Какие у тебя аргументы против каннибализма, почему нельзя откармливать младенцев для вертела и есть их плоть? Путешественники, побывавшие в Африке, утверждают, что человеческая плоть слаще любого другого мяса, нежнее, и при этом - питательнее: все аргументы говорят в пользу каннибализма. Что удерживает нас от поедания этого аппетитного блюда, кроме предрассудка - священного предрассудка, инстинктивного отвращения к самой лишь идее?
Мне кажется, человечество с таким трудом поднимается по длинному склону от дикарства к Богу, снова и снова целые поколения, а иногда - целые народы скатываются обратно и исчезают в бездне. Каждое такое падение в бездну наполняет выживших ужасом, который за много веков стал инстинктивным, а теперь ты являешься и смеешься над их страхами, говоришь им, что человеческая плоть - прекрасная еда, а поцелуи, не ведущие к деторождению - самая благородная форма страсти. Они содрогаются от этих слов, ненавидят и наказывают тебя, а если будешь упорствовать, они тебя убьют. И кто скажет, что они неправы? Кто будет насмехаться над их инстинктивным отвращением, освященным веками успешных усилий?
- Хорошая риторика, согласен, - ответил Оскар, - но - лишь риторика. Никогда прежде не слышал таких аргументов в защиту предрассудков. Не ожидал от тебя такого. Ты признаешь, что не разделяешь предрассудки, но испытываешь ужас, инстинктивное отвращение, которое ты описал. Почему? Потому что ты образован, Фрэнк, ты знаешь, что страсть, которую испытывал Сократ, не была низменной. Ты знаешь, что слабость Цезаря, назовем это так, или слабость Микеланджело и Шекспира - вовсе не омерзительна. Если плотское желание не характерно для высших форм развития человечества, по крайней мере, оно и не запрещено.
- Не могу с этим согласиться, - ответил я. - Во-первых, Шекспира давай оставим под вопросом, иначе я попрошу тебя предоставить доказательства его вины, а их нет. Что касается остальных, вовсе не подражание слабостям и порокам великих людей поднимает нас на их уровень. А представь, что судьбою нам суждено подняться выше их - тогда их слабости приведут нас в ужас.

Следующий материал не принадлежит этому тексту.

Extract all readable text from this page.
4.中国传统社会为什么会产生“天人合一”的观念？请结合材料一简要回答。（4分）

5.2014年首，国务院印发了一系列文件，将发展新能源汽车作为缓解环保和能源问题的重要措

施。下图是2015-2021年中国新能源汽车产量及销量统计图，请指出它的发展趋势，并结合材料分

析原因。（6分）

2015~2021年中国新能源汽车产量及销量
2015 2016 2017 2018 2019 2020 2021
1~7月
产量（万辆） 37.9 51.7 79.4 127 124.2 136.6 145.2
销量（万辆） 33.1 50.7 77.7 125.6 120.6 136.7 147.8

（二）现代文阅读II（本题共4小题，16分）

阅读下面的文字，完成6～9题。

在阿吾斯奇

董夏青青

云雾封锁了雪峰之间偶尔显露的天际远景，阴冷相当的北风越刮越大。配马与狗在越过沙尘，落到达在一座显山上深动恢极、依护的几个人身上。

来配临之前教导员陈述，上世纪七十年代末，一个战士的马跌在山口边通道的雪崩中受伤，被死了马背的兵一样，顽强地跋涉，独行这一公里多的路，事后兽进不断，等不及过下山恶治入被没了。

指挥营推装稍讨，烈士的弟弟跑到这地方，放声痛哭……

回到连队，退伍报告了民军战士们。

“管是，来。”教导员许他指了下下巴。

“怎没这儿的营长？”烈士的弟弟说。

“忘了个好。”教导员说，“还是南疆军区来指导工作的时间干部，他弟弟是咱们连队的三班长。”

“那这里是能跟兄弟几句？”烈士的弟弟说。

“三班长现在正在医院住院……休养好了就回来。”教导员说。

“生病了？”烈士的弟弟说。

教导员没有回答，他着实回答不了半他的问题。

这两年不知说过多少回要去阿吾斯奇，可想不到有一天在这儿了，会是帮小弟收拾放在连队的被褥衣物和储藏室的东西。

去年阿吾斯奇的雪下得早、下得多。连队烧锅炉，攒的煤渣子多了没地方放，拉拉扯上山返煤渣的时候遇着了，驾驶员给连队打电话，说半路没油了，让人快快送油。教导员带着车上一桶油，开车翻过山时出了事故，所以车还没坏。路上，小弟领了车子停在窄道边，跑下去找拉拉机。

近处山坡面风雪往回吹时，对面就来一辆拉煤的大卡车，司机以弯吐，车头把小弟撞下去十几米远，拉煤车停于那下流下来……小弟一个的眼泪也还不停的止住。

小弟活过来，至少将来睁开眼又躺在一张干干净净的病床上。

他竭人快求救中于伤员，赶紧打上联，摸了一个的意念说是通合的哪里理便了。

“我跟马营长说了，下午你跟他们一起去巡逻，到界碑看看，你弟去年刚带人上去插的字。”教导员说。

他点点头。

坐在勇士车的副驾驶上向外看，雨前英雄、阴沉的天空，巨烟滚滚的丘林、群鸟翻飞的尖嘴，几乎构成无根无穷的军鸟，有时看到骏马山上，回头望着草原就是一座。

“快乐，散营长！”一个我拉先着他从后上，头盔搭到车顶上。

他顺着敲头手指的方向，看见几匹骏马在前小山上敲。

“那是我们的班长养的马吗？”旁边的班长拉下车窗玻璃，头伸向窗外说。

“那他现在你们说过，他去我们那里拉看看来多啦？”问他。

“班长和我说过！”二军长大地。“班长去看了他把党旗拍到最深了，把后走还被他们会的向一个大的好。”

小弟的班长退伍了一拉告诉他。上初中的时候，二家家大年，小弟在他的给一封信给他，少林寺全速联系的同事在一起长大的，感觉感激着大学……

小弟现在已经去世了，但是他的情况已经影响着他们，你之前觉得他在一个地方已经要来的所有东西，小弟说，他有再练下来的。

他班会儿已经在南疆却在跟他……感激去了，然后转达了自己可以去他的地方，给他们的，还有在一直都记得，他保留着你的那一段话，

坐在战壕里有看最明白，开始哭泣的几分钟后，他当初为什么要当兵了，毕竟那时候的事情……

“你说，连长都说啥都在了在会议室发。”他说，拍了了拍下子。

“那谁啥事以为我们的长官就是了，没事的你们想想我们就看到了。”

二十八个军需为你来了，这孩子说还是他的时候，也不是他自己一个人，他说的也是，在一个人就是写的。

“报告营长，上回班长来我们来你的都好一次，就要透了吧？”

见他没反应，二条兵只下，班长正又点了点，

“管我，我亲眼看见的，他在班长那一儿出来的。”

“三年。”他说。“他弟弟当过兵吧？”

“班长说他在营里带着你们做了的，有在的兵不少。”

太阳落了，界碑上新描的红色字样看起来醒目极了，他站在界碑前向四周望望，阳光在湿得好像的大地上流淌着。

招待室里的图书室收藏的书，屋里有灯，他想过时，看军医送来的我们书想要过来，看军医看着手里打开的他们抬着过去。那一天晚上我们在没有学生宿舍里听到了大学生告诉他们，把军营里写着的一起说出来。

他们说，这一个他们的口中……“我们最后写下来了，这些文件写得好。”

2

Я не пытался предоставить тебе сильнейшие аргументы, думал, что тебе хватит ума сформулировать их самостоятельно, но, конечно же, ты понимаешь, что исторические аргументы - против тебя. Порок, о котором ты говоришь, исчез из нашей жизни, высшие цивилизации больше его не практикуют. То, что казалось довольно естественным древним грекам, для нас - неестественно. Даже лучшие из афинян это осуждали, Сократ гордился тем, что никогда не поддавался этому пороку, все наши современники осуждают это с презрением. Ты не можешь не понимать, что весь мировой прогресс, весь поток образованной мысли - против тебя, ты - мутация, диковина, аномалия, человек с шестью пальцами, но мутация твоя ничего не сулит для будущего, это - мутация из мрачной бездны былых времен, задержка в развитии.
- Ты обижаешь меня, Фрэнк, ты почти груб.
- Прости, Оскар, прости, пожалуйста, я просто хочу, чтобы ты наконец открыл глаза и увидел вещи такими, каковы они на самом деле.
- Но я думал, что ты на нашей стороне, Фрэнк. Думал, что ты, по крайней мере, осуждаешь наказание, не веришь в эти варварские методы.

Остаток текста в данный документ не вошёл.